The “Rammendi” exhibition by Alfredo Romano will be inaugurated on Friday, January 15 at the Italian Institute of Culture in Athens. Romano’s “Lini” (“Linens”) feature extracts of poems by 12th century Sicilian-Arab poets. The fragments harken back the rich and ornate repertoire of Ruggero II of Sicily’s court, where writing and pseudo-writing had a central role.” The elegance of the Kufic script and symbolic, spiritual and religious meanings associated with the letters of the Islamic alphabet led Sicilian Arab-Norman artisans to use them as an independent decorative repertoire”, explains Enzo Fiammetta, Director of the Mediterranean Crafts Museum.
“The “Rammendi” exhibition
“The evocative power of Islamic writing and extreme elegance of its characters left a significant mark on Sicilian decorative culture. In the following centuries, the decorative friezes with Islamic writing – which under the Arabs and Normans recited verses of the Koran or praised the glory of kings – began to lose their literal meaning and turned into decorative scores, where the graphic sign and its variants became central and the combination of letters was solely dictated by the formal composition.
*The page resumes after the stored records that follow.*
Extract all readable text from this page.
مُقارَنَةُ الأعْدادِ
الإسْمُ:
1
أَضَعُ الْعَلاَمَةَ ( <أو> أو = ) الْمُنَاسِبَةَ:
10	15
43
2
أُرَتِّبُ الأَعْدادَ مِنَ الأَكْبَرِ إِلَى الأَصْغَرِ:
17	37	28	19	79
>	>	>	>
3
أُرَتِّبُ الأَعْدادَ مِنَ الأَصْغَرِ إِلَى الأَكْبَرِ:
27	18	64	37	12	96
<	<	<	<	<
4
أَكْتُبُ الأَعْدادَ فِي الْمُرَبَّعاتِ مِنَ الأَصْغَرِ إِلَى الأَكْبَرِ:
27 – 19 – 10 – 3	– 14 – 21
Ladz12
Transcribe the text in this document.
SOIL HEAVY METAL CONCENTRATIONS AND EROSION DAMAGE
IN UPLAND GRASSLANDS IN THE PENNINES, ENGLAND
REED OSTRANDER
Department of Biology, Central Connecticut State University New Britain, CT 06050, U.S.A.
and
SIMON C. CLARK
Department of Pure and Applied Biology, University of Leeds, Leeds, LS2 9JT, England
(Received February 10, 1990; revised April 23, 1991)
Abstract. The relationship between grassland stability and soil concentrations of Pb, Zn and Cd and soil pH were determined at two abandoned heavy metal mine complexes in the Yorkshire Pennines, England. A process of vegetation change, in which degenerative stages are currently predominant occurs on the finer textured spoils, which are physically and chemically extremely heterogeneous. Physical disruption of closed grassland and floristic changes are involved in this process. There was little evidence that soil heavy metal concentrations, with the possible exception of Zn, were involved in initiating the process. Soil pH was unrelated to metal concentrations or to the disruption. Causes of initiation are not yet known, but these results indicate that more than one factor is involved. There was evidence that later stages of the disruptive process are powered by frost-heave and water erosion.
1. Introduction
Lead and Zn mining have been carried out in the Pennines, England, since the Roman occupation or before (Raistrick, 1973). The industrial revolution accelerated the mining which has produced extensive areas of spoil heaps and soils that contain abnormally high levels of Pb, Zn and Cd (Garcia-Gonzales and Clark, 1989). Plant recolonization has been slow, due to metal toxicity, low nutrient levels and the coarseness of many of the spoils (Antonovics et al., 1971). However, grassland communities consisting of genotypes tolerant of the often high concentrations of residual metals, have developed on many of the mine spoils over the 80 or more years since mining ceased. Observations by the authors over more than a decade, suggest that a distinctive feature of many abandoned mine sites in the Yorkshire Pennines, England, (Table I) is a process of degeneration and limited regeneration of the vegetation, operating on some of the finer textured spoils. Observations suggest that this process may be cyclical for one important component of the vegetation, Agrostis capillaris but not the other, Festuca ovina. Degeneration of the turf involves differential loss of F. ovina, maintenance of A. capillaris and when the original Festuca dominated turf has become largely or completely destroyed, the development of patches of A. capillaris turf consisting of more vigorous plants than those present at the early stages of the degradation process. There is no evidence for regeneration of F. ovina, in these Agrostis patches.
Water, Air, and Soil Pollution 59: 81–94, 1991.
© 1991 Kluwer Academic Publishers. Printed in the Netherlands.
Alfredo Romano illustrates this complexity in his works. He talks about our place in a contemporary historical process that we are still part of due to our geographical and historical role, and takes us on a fascinating journey that, through its myriad facets and differences, helps define what is potentially a new common Mediterranean language – a new “koinè” “. The exhibition will be held at the Italian Institute of Culture until February 13.